Significant learning differences can be found in one out of five individuals (National Center for Learning Disabilities). If you are helping your child work through a learning or attention issue, discovering the strategies that work for them can be a daunting task. Join our Tackle Learning Challenges Working Group to find community with other parents who are seeking support in educating their children who learn differently. Together we will work to create a plan for your child to develop greater awareness of the strategies and supports that help them learn best and achieve their goals.
In session one, this working group will consider how the strategies within the Universal Design for Learning (UDL) framework can support success for learners with many types of learning and attention issues. Subsequent sessions will be customized to the particular needs and interests of the group (e.g. support for attention and executive function, support for a learner who has dyslexia, support for a learner who has auditory processing challenges).
This four week experience will:
Introduce parents to the Universal Design for Learning Framework and Guidelines as a tool to make any learning experience more accessible to your student.
Equip parents with specific strategies to try with your student, based on their individual strengths and needs.
Coach parents through the roll-out and evaluation of learning strategies with their students, helping analyze which strategies are effective, which strategies need troubleshooting, and which strategies can be abandoned.
At the end of the four-week session, parents will leave with a “toolkit” of strategies to support their child and a plan for the student to test and evaluate the effectiveness of different strategies as part of their journey to becoming a self-expert.

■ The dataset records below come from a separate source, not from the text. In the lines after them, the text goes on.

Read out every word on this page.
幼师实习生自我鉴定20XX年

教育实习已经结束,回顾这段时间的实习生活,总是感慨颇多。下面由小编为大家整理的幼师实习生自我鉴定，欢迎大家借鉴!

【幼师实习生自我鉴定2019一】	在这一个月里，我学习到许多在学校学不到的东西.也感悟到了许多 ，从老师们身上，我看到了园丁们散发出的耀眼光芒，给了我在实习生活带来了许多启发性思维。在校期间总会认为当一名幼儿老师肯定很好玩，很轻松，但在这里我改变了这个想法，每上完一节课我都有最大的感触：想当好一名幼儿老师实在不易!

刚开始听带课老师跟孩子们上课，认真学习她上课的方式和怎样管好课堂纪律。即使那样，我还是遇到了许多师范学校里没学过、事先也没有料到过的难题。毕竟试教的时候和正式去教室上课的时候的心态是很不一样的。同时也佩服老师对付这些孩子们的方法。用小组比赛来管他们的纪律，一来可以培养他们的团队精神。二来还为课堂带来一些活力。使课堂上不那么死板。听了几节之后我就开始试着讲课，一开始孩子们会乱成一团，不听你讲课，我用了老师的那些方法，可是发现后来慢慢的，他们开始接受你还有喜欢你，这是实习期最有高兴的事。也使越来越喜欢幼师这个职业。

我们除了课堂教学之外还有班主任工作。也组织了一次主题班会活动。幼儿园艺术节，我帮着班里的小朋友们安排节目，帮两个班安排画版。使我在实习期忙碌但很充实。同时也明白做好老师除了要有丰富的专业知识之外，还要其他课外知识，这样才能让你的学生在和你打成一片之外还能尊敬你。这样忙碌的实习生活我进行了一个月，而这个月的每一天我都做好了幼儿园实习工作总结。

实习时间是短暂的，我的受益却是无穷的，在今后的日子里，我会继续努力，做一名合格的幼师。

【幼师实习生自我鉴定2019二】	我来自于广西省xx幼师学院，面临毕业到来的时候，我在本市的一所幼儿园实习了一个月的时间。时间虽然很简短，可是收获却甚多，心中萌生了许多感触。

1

This working group is designed for parents of children in elementary grades through high school.
Before leaving the classroom to work on co-founding a school, Alison Gillmeister was a special education teacher focused on English Language Arts for middle school students. She has a passion for working with students to grow as “self-experts” who understand how they learn best. In addition to English Language Arts, Alison also has experience co-teaching math, science, and social studies with a focus on supporting English language learners.
Alison grew up in Buffalo, New York and counts playing basketball and living in the same house as her maternal grandparents as some of her most educational experiences as a young person. After graduating from Yale University with a B.A. in Humanities, she spent a year in Atlanta with the Jesuit Volunteer Corps before coming to DC to learn to teach through the Capital Teaching Residency.
For the past eight years, she has worked as a special education and English language specialist at Center City Public Charter Schools. Alison is interested in practical steps she can take to support students in becoming lifelong learners and confident communicators.